Ele não sabia onde a briga começara. Tentou refazer os passos olhando para as grandes pedras de gelo no whisky, à meia luz do bar vazio. Começo de tarde. Estiveram brigando desde de manhã.
Amava-o mais do que tudo no mundo. Sentia isso dentro dele quando o sentia dentro de si. Um amor ardido e desenfreado, enlouquecido. Queria quebrar o mundo inteiro para não ter que dividi-lo com mais ninguém. Era egoísmo. Era assim que amava. Era assim que o amava: o cara que mexera tanto com sua cabeça que ninguém mais o reconhecia.
Saíra batendo a porta do quarto, da sala. Bateu o portão do prédio, ouvindo os gritou do outro lá do décimo andar, "não volte nunca mais!". Pegou o copo gelado e colocara contra o maxilar, onde o gancho do ex o acertara. Doía pra caralho. O whisky estava amenizando. Eram ex, não eram? Parecia definitivo dessa vez.
Não! Não podia ser definitivo. Aquele cara era o mundo pra ele.

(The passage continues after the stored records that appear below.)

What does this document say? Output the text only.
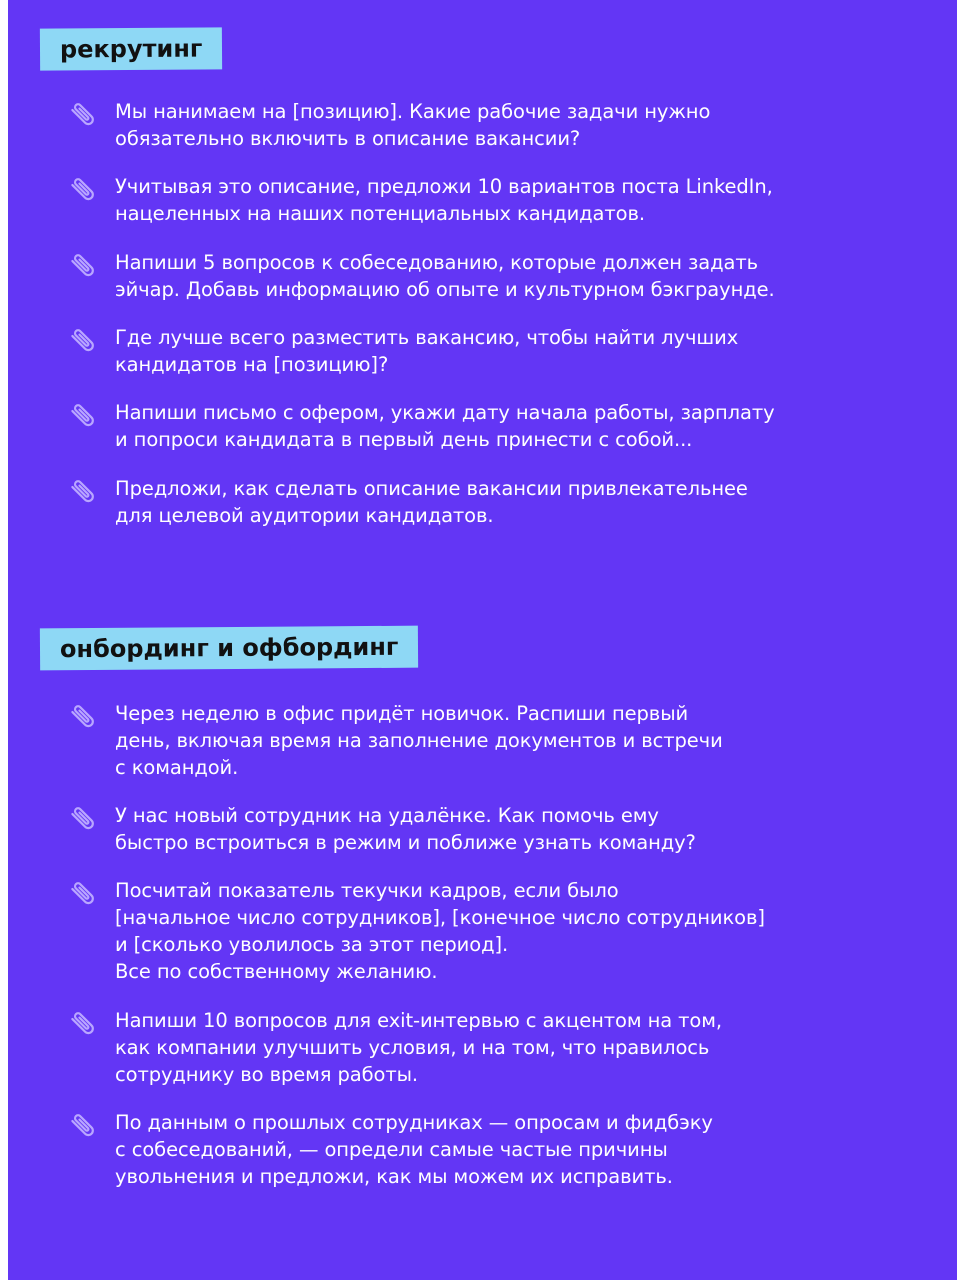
рекрутинг
Мы нанимаем на [позицию]. Какие рабочие задачи нужно
обязательно включить в описание вакансии?
Учитывая это описание, предложи 10 вариантов поста LinkedIn,
нацеленных на наших потенциальных кандидатов.
Напиши 5 вопросов к собеседованию, которые должен задать
эйчар. Добавь информацию об опыте и культурном бэкграунде.
Где лучше всего разместить вакансию, чтобы найти лучших
кандидатов на [позицию]?
Напиши письмо с офером, укажи дату начала работы, зарплату
и попроси кандидата в первый день принести с собой...
Предложи, как сделать описание вакансии привлекательнее
для целевой аудитории кандидатов.
онбординг и офбординг
Через неделю в офис придёт новичок. Распиши первый
день, включая время на заполнение документов и встречи
с командой.
У нас новый сотрудник на удалёнке. Как помочь ему
быстро встроиться в режим и поближе узнать команду?
Посчитай показатель текучки кадров, если было
[начальное число сотрудников], [конечное число сотрудников]
и [сколько уволилось за этот период].
Все по собственному желанию.
Напиши 10 вопросов для exit-интервью с акцентом на том,
как компании улучшить условия, и на том, что нравилось
сотруднику во время работы.
По данным о прошлых сотрудниках — опросам и фидбэку
с собеседований, — определи самые частые причины
увольнения и предложи, как мы можем их исправить.
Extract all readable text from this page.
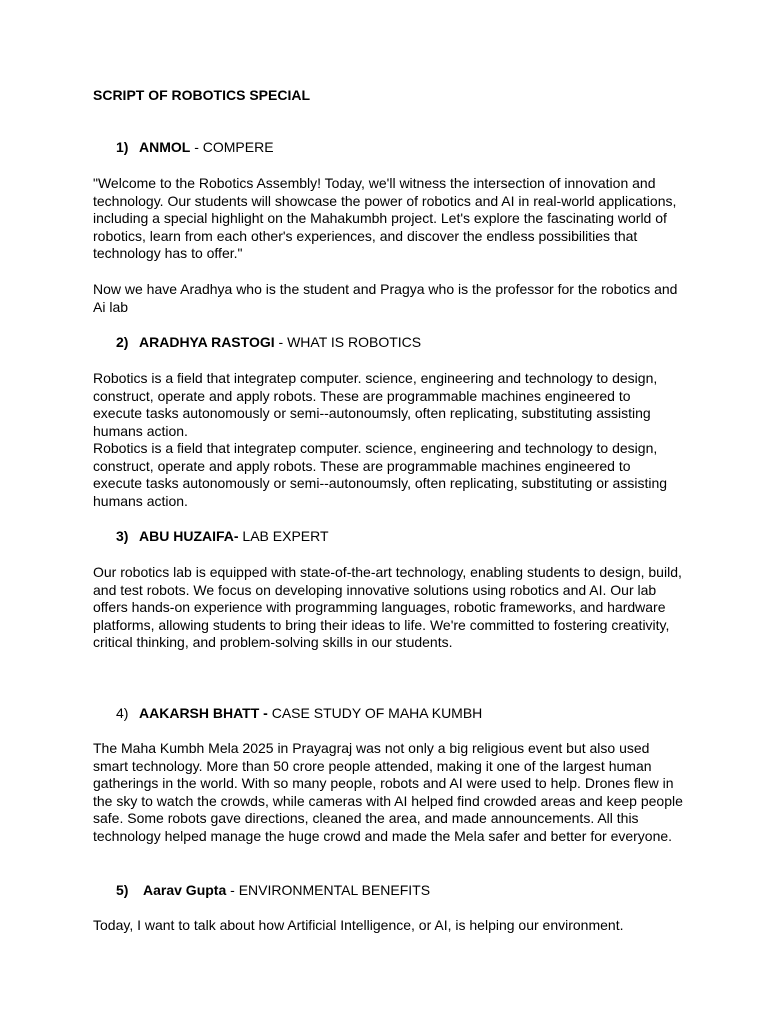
SCRIPT OF ROBOTICS SPECIAL
1) ANMOL - COMPERE

"Welcome to the Robotics Assembly! Today, we'll witness the intersection of innovation and technology. Our students will showcase the power of robotics and AI in real-world applications, including a special highlight on the Mahakumbh project. Let's explore the fascinating world of robotics, learn from each other's experiences, and discover the endless possibilities that technology has to offer."

Now we have Aradhya who is the student and Pragya who is the professor for the robotics and Ai lab

2) ARADHYA RASTOGI - WHAT IS ROBOTICS

Robotics is a field that integratep computer. science, engineering and technology to design, construct, operate and apply robots. These are programmable machines engineered to execute tasks autonomously or semi--autonoumsly, often replicating, substituting assisting humans action.

Robotics is a field that integratep computer. science, engineering and technology to design, construct, operate and apply robots. These are programmable machines engineered to execute tasks autonomously or semi--autonoumsly, often replicating, substituting or assisting humans action.

3) ABU HUZAIFA- LAB EXPERT

Our robotics lab is equipped with state-of-the-art technology, enabling students to design, build, and test robots. We focus on developing innovative solutions using robotics and AI. Our lab offers hands-on experience with programming languages, robotic frameworks, and hardware platforms, allowing students to bring their ideas to life. We're committed to fostering creativity, critical thinking, and problem-solving skills in our students.

4) AAKARSH BHATT - CASE STUDY OF MAHA KUMBH

The Maha Kumbh Mela 2025 in Prayagraj was not only a big religious event but also used smart technology. More than 50 crore people attended, making it one of the largest human gatherings in the world. With so many people, robots and AI were used to help. Drones flew in the sky to watch the crowds, while cameras with AI helped find crowded areas and keep people safe. Some robots gave directions, cleaned the area, and made announcements. All this technology helped manage the huge crowd and made the Mela safer and better for everyone.

5) Aarav Gupta - ENVIRONMENTAL BENEFITS

Today, I want to talk about how Artificial Intelligence, or AI, is helping our environment.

Tragou o resto do whisky num gole, tirou uma nota de cinquenta da carteira e a deixou embaixo do copo. Saiu para a noite quente. Que merda de dia! Que merda de noite!
Chegou no prédio do ex e passou pelo portão que duas horas atrás tinha quase quebrado. Subiu pelo elevador até o décimo andar. Esmurrou a porta do apartamento 1006. Escutou um "vai embora!"; respondeu com um "abre a porra dessa porta!". O barulho da tetra-chave foi a melhor coisa que ouviu na vida.
Um punho veio em cheio outra vez, mas mesmo ébrio, esquivou-se. Mergulhou no peito dele, as mãos direto no maxilar, onde segurou firmemente. Deu-lhe um beijo, não quis nem saber. Sentiu a outra mão vindo para lhe dar um tapa e a segurou.
Ofegante, os dois se entreolharam. Sabiam que não tinha mais volta. Já era tarde demais pra voltar.
Unhas se enterraram em camisas, arrebentando botões. Alguém foi empurrado numa parede e investiu em fúria lasciva, ambos caíram no sofá. De repente, não havia mais espaço entre eles. Só suor, saliva e raiva exercendo aquela destruição magnética. Iriam os dois pro inferno.
Alguém caiu, empurrado, num lapso alheio de consciência. Estavam tropeçando nas mesmas pedras. Pedras lavadas num onda de tesão reprimido. De repente, estava rolando seminus no tapete. Escoriados. Alguém levou um soco nas costelas. Ninguém se importou. A luminária foi pro chão. Não importava que seria a seco. Os dois iriam pro inferno. Já era tarde pra voltar.
Quando deu por si, encarava a parede do próprio quarto, a cabeça rodava e martelava. Todos os botões no lugar. Agora já é tarde.